Nova Scotia continues to perpetuate coyote myths as science

A woman in Nova Scotia claims her dog was attacked while hiking on a trail in the Cape Split area of the maritime province last weekend. The CBC reported on this based on a post in a Facebook group.

Though the original post was not shown or linked in the report by the CBC, they did speak with a provincial biologist Mike Boudreau.

Boudreau told the CBC that reports of “aggressive coyotes” were down this year. He also said that approximately 1,869 pelts were turned in last year, as part of a provincial bounty. To translate: at least 1,869 coyotes were killed in a government sponsored slaughter.

There are two statements in the CBC article that deserved more exploration – of course, no further questions were asked and/or answered on the subjects.

“The department [of Natural Resources] introduced a coyote bounty in recent years, designed to make the animals fear humans and stay away from them.”

A bounty is a program of killing – frequently via traps such as snares, Conibears or leg-holds. How exactly are dead coyotes going to communicate their newfound fear of humans to other coyotes? It seems like an obvious question – but it’s one that went either unasked or unanswered.

“He's not able to say whether the program is working, but … say people should continue to enjoy hikes and the great outdoors.”

For several years the government has sponsored the killing of intelligent, family-based animals. They don’t know if it’s working; they don’t know if it did or ever will. But they’re continuing to do it.
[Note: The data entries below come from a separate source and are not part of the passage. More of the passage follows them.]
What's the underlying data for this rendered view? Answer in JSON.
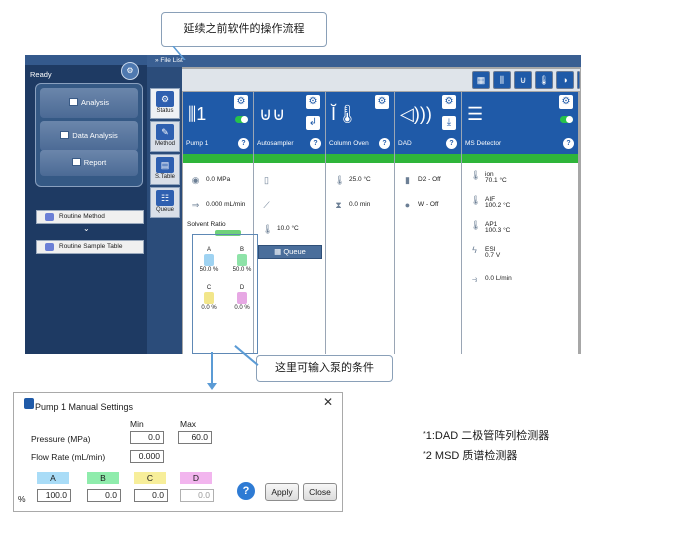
{
  "callouts": {
    "top": "延续之前软件的操作流程",
    "middle": "这里可输入泵的条件"
  },
  "app": {
    "status": "Ready",
    "file_list": "File List",
    "nav": {
      "analysis": "Analysis",
      "data_analysis": "Data Analysis",
      "report": "Report"
    },
    "routine_method": "Routine Method",
    "routine_sample_table": "Routine Sample Table",
    "tabs": [
      "Status",
      "Method",
      "S.Table",
      "Queue"
    ],
    "modules": {
      "pump": {
        "title": "Pump 1",
        "pressure": "0.0  MPa",
        "flow": "0.000  mL/min",
        "solvent_ratio": "Solvent Ratio",
        "bottles": [
          {
            "name": "A",
            "pct": "50.0  %"
          },
          {
            "name": "B",
            "pct": "50.0  %"
          },
          {
            "name": "C",
            "pct": "0.0  %"
          },
          {
            "name": "D",
            "pct": "0.0  %"
          }
        ]
      },
      "autosampler": {
        "title": "Autosampler",
        "temp": "10.0  °C",
        "queue": "Queue"
      },
      "column_oven": {
        "title": "Column Oven",
        "temp": "25.0  °C",
        "time": "0.0  min"
      },
      "dad": {
        "title": "DAD",
        "d2": "D2  -  Off",
        "w": "W  -  Off"
      },
      "ms": {
        "title": "MS Detector",
        "ion_label": "ion",
        "ion": "70.1  °C",
        "aif_label": "AIF",
        "aif": "100.2  °C",
        "ap1_label": "AP1",
        "ap1": "100.3  °C",
        "esi_label": "ESI",
        "esi": "0.7  V",
        "flow": "0.0  L/min"
      }
    }
  },
  "dialog": {
    "title": "Pump 1 Manual Settings",
    "close": "✕",
    "min_header": "Min",
    "max_header": "Max",
    "pressure_label": "Pressure (MPa)",
    "pressure_min": "0.0",
    "pressure_max": "60.0",
    "flow_label": "Flow Rate (mL/min)",
    "flow_value": "0.000",
    "percent_label": "%",
    "channels": [
      {
        "name": "A",
        "value": "100.0",
        "color": "#a9dcf7"
      },
      {
        "name": "B",
        "value": "0.0",
        "color": "#8fecac"
      },
      {
        "name": "C",
        "value": "0.0",
        "color": "#f7ee9a"
      },
      {
        "name": "D",
        "value": "0.0",
        "color": "#f2b5ee"
      }
    ],
    "apply": "Apply",
    "close_btn": "Close",
    "help": "?"
  },
  "notes": {
    "n1_mark": "*",
    "n1": "1:DAD 二极管阵列检测器",
    "n2_mark": "*",
    "n2": "2 MSD 质谱检测器"
  }
}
The CBC again either didn’t ask or didn’t receive an answer.

Why aren’t these questions being asked?

There are numerous possible reasons – but the biggest one is simple education. The general public knows little of coyotes, except what they read in the media. Ironically, that is also where many people in the media get their information on coyotes. And government scientists are often unwilling to answer questions that contradict policy set out by their superiors.

Please help us spread the word – coyotes belong here. They’ve learned to live with us, and we need to learn to live with them.